BEST LINES EVER! “No… wire… hangers. What’s wire hangers doing in this closet when I told you: no wire hangers EVER?” – Joan Crawford (Faye Dunaway) to daughter Christina (Mara Hobel) in Mommie Dearest, 1981 By Richard Crouse
Every actor has had one. A howler of a line that in retrospect might have been better left unsaid. Meryl Streep managed to live down “The dingo’s got my baby!” and Kelly Preston emerged from Battlefield Earth bloodied but unbowed after mouthing “I am going to make you as happy as a baby Psychlo on a straight diet of kerbango,” but not all actors are as lucky.
Take for instance, the example of an Oscar winning actress who went from hero to zero following a bonkers line reading in the movie Mommie Dearest. “It was meant to be a window into a tortured soul,” Faye Dunaway said of her performance as Joan Crawford. “But it was made into camp.”
“No wire hangers ever,” not only sunk Dunaway’s career, but Mommie Dearest fan John Waters adds it “probably really hurt the wire hanger industry” as well.
Based on the controversial 1978 memoir of the same name by Crawford’s daughter Christina, which alleged the movie icon was an abusive mother who adopted her four children for publicity purposes, the movie had the makings of a searing Hollywood tell-all.
Dunaway was a well respected Oscar winner who came with the ultimate seal of approval from Crawford herself.
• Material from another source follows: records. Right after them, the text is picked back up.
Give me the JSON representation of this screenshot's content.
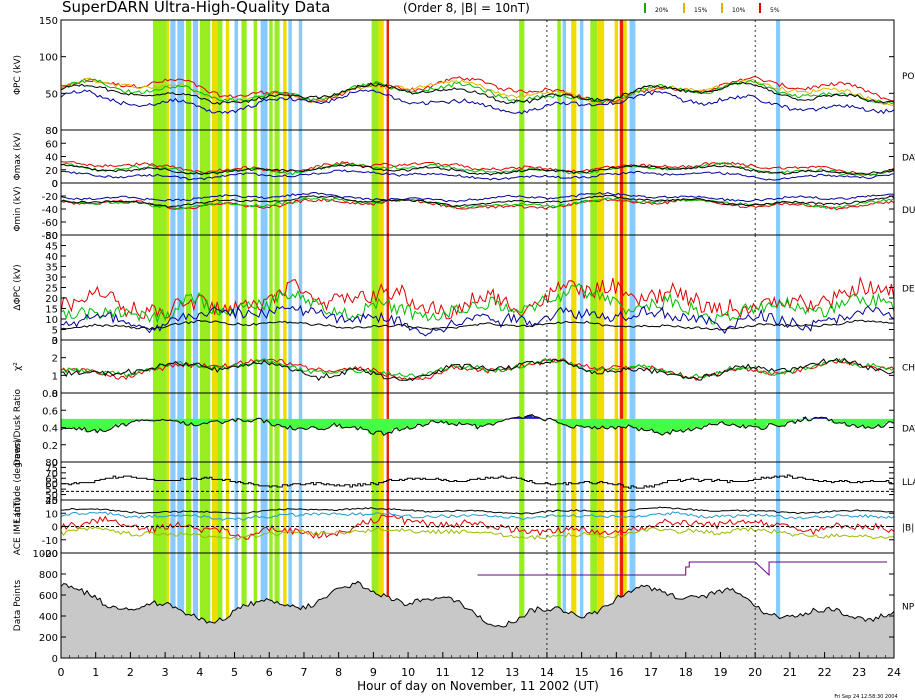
{
  "header": {
    "title": "SuperDARN Ultra-High-Quality Data",
    "subtitle": "(Order 8, |B| = 10nT)",
    "legend": [
      {
        "label": "20%",
        "color": "#1aa31a"
      },
      {
        "label": "15%",
        "color": "#e0b000"
      },
      {
        "label": "10%",
        "color": "#e0b000"
      },
      {
        "label": "5%",
        "color": "#dd0000"
      }
    ]
  },
  "footer": {
    "xlabel": "Hour of day on November, 11 2002 (UT)",
    "stamp": "Fri Sep 24 12:58:30 2004"
  },
  "colors": {
    "lightblue": "#88ccff",
    "green": "#99ee22",
    "gold": "#eedd00",
    "red": "#ee2200",
    "fillgreen": "#44ff44",
    "fillblue": "#2222cc",
    "gray": "#c8c8c8",
    "purple": "#660088"
  },
  "chart_data": {
    "type": "line",
    "xlim": [
      0,
      24
    ],
    "xticks": [
      "0",
      "1",
      "2",
      "3",
      "4",
      "5",
      "6",
      "7",
      "8",
      "9",
      "10",
      "11",
      "12",
      "13",
      "14",
      "15",
      "16",
      "17",
      "18",
      "19",
      "20",
      "21",
      "22",
      "23",
      "24"
    ],
    "dashed_hours": [
      14,
      20
    ],
    "shading": [
      {
        "from": 2.65,
        "to": 3.05,
        "color": "green"
      },
      {
        "from": 3.05,
        "to": 3.12,
        "color": "gold"
      },
      {
        "from": 3.15,
        "to": 3.3,
        "color": "lightblue"
      },
      {
        "from": 3.35,
        "to": 3.55,
        "color": "lightblue"
      },
      {
        "from": 3.6,
        "to": 3.75,
        "color": "green"
      },
      {
        "from": 3.8,
        "to": 3.95,
        "color": "lightblue"
      },
      {
        "from": 4.0,
        "to": 4.3,
        "color": "green"
      },
      {
        "from": 4.35,
        "to": 4.5,
        "color": "gold"
      },
      {
        "from": 4.5,
        "to": 4.65,
        "color": "green"
      },
      {
        "from": 4.75,
        "to": 4.85,
        "color": "gold"
      },
      {
        "from": 5.0,
        "to": 5.1,
        "color": "lightblue"
      },
      {
        "from": 5.2,
        "to": 5.35,
        "color": "green"
      },
      {
        "from": 5.55,
        "to": 5.65,
        "color": "green"
      },
      {
        "from": 5.75,
        "to": 5.95,
        "color": "lightblue"
      },
      {
        "from": 6.0,
        "to": 6.1,
        "color": "green"
      },
      {
        "from": 6.15,
        "to": 6.3,
        "color": "green"
      },
      {
        "from": 6.4,
        "to": 6.5,
        "color": "gold"
      },
      {
        "from": 6.55,
        "to": 6.65,
        "color": "lightblue"
      },
      {
        "from": 6.85,
        "to": 6.95,
        "color": "lightblue"
      },
      {
        "from": 8.95,
        "to": 9.15,
        "color": "green"
      },
      {
        "from": 9.15,
        "to": 9.3,
        "color": "gold"
      },
      {
        "from": 9.38,
        "to": 9.45,
        "color": "red"
      },
      {
        "from": 13.2,
        "to": 13.35,
        "color": "green"
      },
      {
        "from": 14.3,
        "to": 14.4,
        "color": "green"
      },
      {
        "from": 14.45,
        "to": 14.55,
        "color": "lightblue"
      },
      {
        "from": 14.7,
        "to": 14.85,
        "color": "gold"
      },
      {
        "from": 14.95,
        "to": 15.05,
        "color": "lightblue"
      },
      {
        "from": 15.25,
        "to": 15.45,
        "color": "green"
      },
      {
        "from": 15.45,
        "to": 15.65,
        "color": "gold"
      },
      {
        "from": 15.95,
        "to": 16.05,
        "color": "gold"
      },
      {
        "from": 16.1,
        "to": 16.2,
        "color": "red"
      },
      {
        "from": 16.2,
        "to": 16.3,
        "color": "gold"
      },
      {
        "from": 16.38,
        "to": 16.55,
        "color": "lightblue"
      },
      {
        "from": 20.6,
        "to": 20.72,
        "color": "lightblue"
      }
    ],
    "panels": [
      {
        "id": "phipc",
        "ylabel": "ΦPC (kV)",
        "ylim": [
          0,
          150
        ],
        "yticks": [
          0,
          50,
          100,
          150
        ],
        "right_label": "PO PO",
        "series": [
          {
            "name": "red",
            "color": "#dd0000",
            "base": 55,
            "amp": 16,
            "noise": 5
          },
          {
            "name": "gold",
            "color": "#e0b000",
            "base": 53,
            "amp": 15,
            "noise": 5
          },
          {
            "name": "green",
            "color": "#00bb00",
            "base": 51,
            "amp": 15,
            "noise": 5
          },
          {
            "name": "black",
            "color": "#000000",
            "base": 49,
            "amp": 14,
            "noise": 4
          },
          {
            "name": "blue",
            "color": "#000099",
            "base": 38,
            "amp": 14,
            "noise": 5
          }
        ]
      },
      {
        "id": "phimax",
        "ylabel": "Φmax (kV)",
        "ylim": [
          0,
          80
        ],
        "yticks": [
          0,
          20,
          40,
          60,
          80
        ],
        "right_label": "DAY",
        "series": [
          {
            "name": "red",
            "color": "#dd0000",
            "base": 24,
            "amp": 8,
            "noise": 4
          },
          {
            "name": "green",
            "color": "#00bb00",
            "base": 21,
            "amp": 8,
            "noise": 4
          },
          {
            "name": "black",
            "color": "#000000",
            "base": 20,
            "amp": 7,
            "noise": 3
          },
          {
            "name": "blue",
            "color": "#000099",
            "base": 12,
            "amp": 6,
            "noise": 3
          }
        ]
      },
      {
        "id": "phimin",
        "ylabel": "Φmin (kV)",
        "ylim": [
          -80,
          0
        ],
        "yticks": [
          -80,
          -60,
          -40,
          -20,
          0
        ],
        "right_label": "DU",
        "series": [
          {
            "name": "red",
            "color": "#dd0000",
            "base": -32,
            "amp": 8,
            "noise": 4
          },
          {
            "name": "green",
            "color": "#00bb00",
            "base": -30,
            "amp": 8,
            "noise": 4
          },
          {
            "name": "black",
            "color": "#000000",
            "base": -28,
            "amp": 7,
            "noise": 3
          },
          {
            "name": "blue",
            "color": "#000099",
            "base": -22,
            "amp": 6,
            "noise": 3
          }
        ]
      },
      {
        "id": "dphipc",
        "ylabel": "ΔΦPC (kV)",
        "ylim": [
          0,
          50
        ],
        "yticks": [
          0,
          5,
          10,
          15,
          20,
          25,
          30,
          35,
          40,
          45,
          50
        ],
        "right_label": "DE",
        "series": [
          {
            "name": "red",
            "color": "#dd0000",
            "base": 20,
            "amp": 8,
            "noise": 7
          },
          {
            "name": "green",
            "color": "#00bb00",
            "base": 16,
            "amp": 7,
            "noise": 6
          },
          {
            "name": "blue",
            "color": "#000099",
            "base": 11,
            "amp": 4,
            "noise": 5
          },
          {
            "name": "black",
            "color": "#000000",
            "base": 7,
            "amp": 2,
            "noise": 1
          }
        ]
      },
      {
        "id": "chi",
        "ylabel": "χ²",
        "ylim": [
          0,
          3
        ],
        "yticks": [
          0,
          1,
          2,
          3
        ],
        "right_label": "CH",
        "series": [
          {
            "name": "red",
            "color": "#dd0000",
            "base": 1.4,
            "amp": 0.5,
            "noise": 0.25
          },
          {
            "name": "green",
            "color": "#00bb00",
            "base": 1.35,
            "amp": 0.5,
            "noise": 0.25
          },
          {
            "name": "black",
            "color": "#000000",
            "base": 1.3,
            "amp": 0.5,
            "noise": 0.25
          }
        ]
      },
      {
        "id": "ratio",
        "ylabel": "Dawn/Dusk Ratio",
        "ylim": [
          0,
          0.8
        ],
        "yticks": [
          0.0,
          0.2,
          0.4,
          0.6,
          0.8
        ],
        "right_label": "DAY",
        "series": [
          {
            "name": "ratio",
            "color": "#000000",
            "base": 0.42,
            "amp": 0.08,
            "noise": 0.05
          }
        ]
      },
      {
        "id": "lat",
        "ylabel": "Latitude (degrees)",
        "ylim": [
          45,
          80
        ],
        "yticks": [
          45,
          50,
          55,
          60,
          65,
          70,
          75,
          80
        ],
        "right_label": "LLA",
        "series": [
          {
            "name": "boundary",
            "color": "#000000",
            "base": 62,
            "amp": 5,
            "noise": 2
          }
        ]
      },
      {
        "id": "imf",
        "ylabel": "ACE IMF (nT)",
        "ylim": [
          -20,
          20
        ],
        "yticks": [
          -20,
          -10,
          0,
          10,
          20
        ],
        "right_label": "|B|",
        "series": [
          {
            "name": "Bz",
            "color": "#dd0000",
            "base": 0,
            "amp": 5,
            "noise": 5
          },
          {
            "name": "By",
            "color": "#99bb00",
            "base": -5,
            "amp": 3,
            "noise": 3
          },
          {
            "name": "Bx",
            "color": "#2299cc",
            "base": 8,
            "amp": 2,
            "noise": 2
          },
          {
            "name": "B",
            "color": "#000000",
            "base": 12,
            "amp": 2,
            "noise": 1
          }
        ]
      },
      {
        "id": "npts",
        "ylabel": "Data Points",
        "ylim": [
          0,
          1000
        ],
        "yticks": [
          0,
          200,
          400,
          600,
          800,
          1000
        ],
        "right_label": "NP",
        "series": [
          {
            "name": "points",
            "color": "#000000",
            "base": 520,
            "amp": 180,
            "noise": 50
          }
        ]
      }
    ]
  }
}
In the early 1970s the actress singled out Dunaway as the only up-and-comer who had “the talent and class and courage it takes to make a real star.” Add to that a hot button subject, a $5,000,000 budget (equal to another 1981 hit Time Bandits) and the prestigious Paramount Pictures, home of The Godfather and Chinatown and Mommie Dearest had all the ingredients to make it an important movie. Instead it was reviled by critics and described by Waters as “the first comedy about child abuse.”
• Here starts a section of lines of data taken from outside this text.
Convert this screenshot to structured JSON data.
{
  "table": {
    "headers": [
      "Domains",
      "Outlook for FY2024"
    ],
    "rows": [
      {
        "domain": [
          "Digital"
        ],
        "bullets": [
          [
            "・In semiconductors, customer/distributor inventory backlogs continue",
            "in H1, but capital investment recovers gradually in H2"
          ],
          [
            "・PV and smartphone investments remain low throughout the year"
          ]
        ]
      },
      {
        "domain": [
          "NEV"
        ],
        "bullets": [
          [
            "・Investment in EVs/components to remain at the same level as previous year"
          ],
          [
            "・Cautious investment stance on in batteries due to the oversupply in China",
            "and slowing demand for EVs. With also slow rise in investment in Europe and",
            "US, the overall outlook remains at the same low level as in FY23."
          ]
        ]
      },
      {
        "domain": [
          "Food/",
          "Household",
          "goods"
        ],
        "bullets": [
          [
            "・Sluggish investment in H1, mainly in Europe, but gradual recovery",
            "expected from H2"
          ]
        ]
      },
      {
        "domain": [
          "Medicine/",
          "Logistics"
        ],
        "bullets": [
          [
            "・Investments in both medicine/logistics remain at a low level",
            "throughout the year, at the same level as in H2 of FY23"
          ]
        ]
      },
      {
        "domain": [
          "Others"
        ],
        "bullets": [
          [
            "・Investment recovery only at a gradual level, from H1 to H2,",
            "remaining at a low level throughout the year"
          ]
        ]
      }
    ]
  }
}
What happened? “I was too good at Crawford,” Dunaway offers by way of explanation. Others suggest otherwise. Variety opined that “Dunaway does not chew scenery. Dunaway starts neatly at each corner of the set in every scene and swallows it whole, costars and all,” while Roger Ebert wrote, “I can’t imagine who would want to subject themselves to this movie.”
The backlash stemmed from not from Dunaway’s rather remarkable physical transformation and overall performance—she almost took home the New York Film Critics Circle award for Best Actress of the Year—but for two scenes. Two over-the-top sequences played with such conviction they ruined her career as a leading lady, won her a Razzie for Worst Actress and became camp classics.
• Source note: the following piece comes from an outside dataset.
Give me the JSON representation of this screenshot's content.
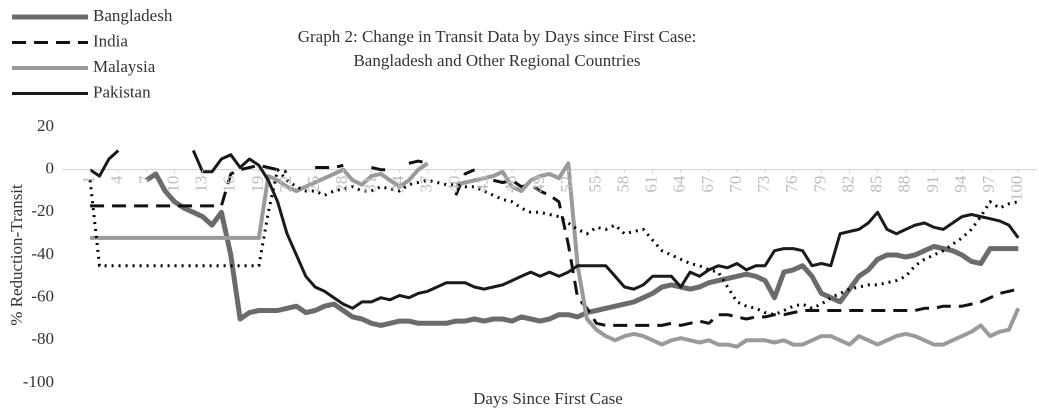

First there is the lesser known, but wild scene in a rose garden that culminates with Crawford screeching “Tina! Bring me the axe!” But the campy pièce de résistance, the scene that single handedly earned the movie a place in the hearts of drag queens everywhere is the incredible “no wire hangers EVER” monologue. It’s a terrifying spectacle, Dunaway in white face—actually smeared cold cream—berating her daughter for hanging a $300 dollar dress on a wire coat hanger.
These days Dunaway refuses to talk about the movie, but at the time she said, “It was scary the first time I saw it” and later, in her autobiography blamed inexperienced director Frank Perry for the film’s excesses, suggesting he should have been able to rein in the performances.
Maybe so, but it is hard to rein in the moon and the stars and that’s what Dunaway seems to be shooting for here as she lets loose with a wild eyed tirade that must be seen to be believed. Charles Taylor of the New York Observer called it “one of the most reckless and extreme performances any star has ever dared,” and Dunaway herself admits to screeching herself hoarse while shooting the notorious tantrum.
The infamous line may have damaged both Dunaway’s career and the movie but it has found a second life, being quoted in everything from Buffy the Vampire Slayer to The Simpsons (who had an episode titled Mommie Beerest).
Ironically one of the film’s actors, Rutanya Alda (she played Joan Crawford’s personal secretary) reports that the “no wire hangers” outburst, if it did indeed happen in real life, didn’t leave a long term impression on Christina Crawford. The actress once looked inside Crawford’s real closet and there were, indeed, wire hangers.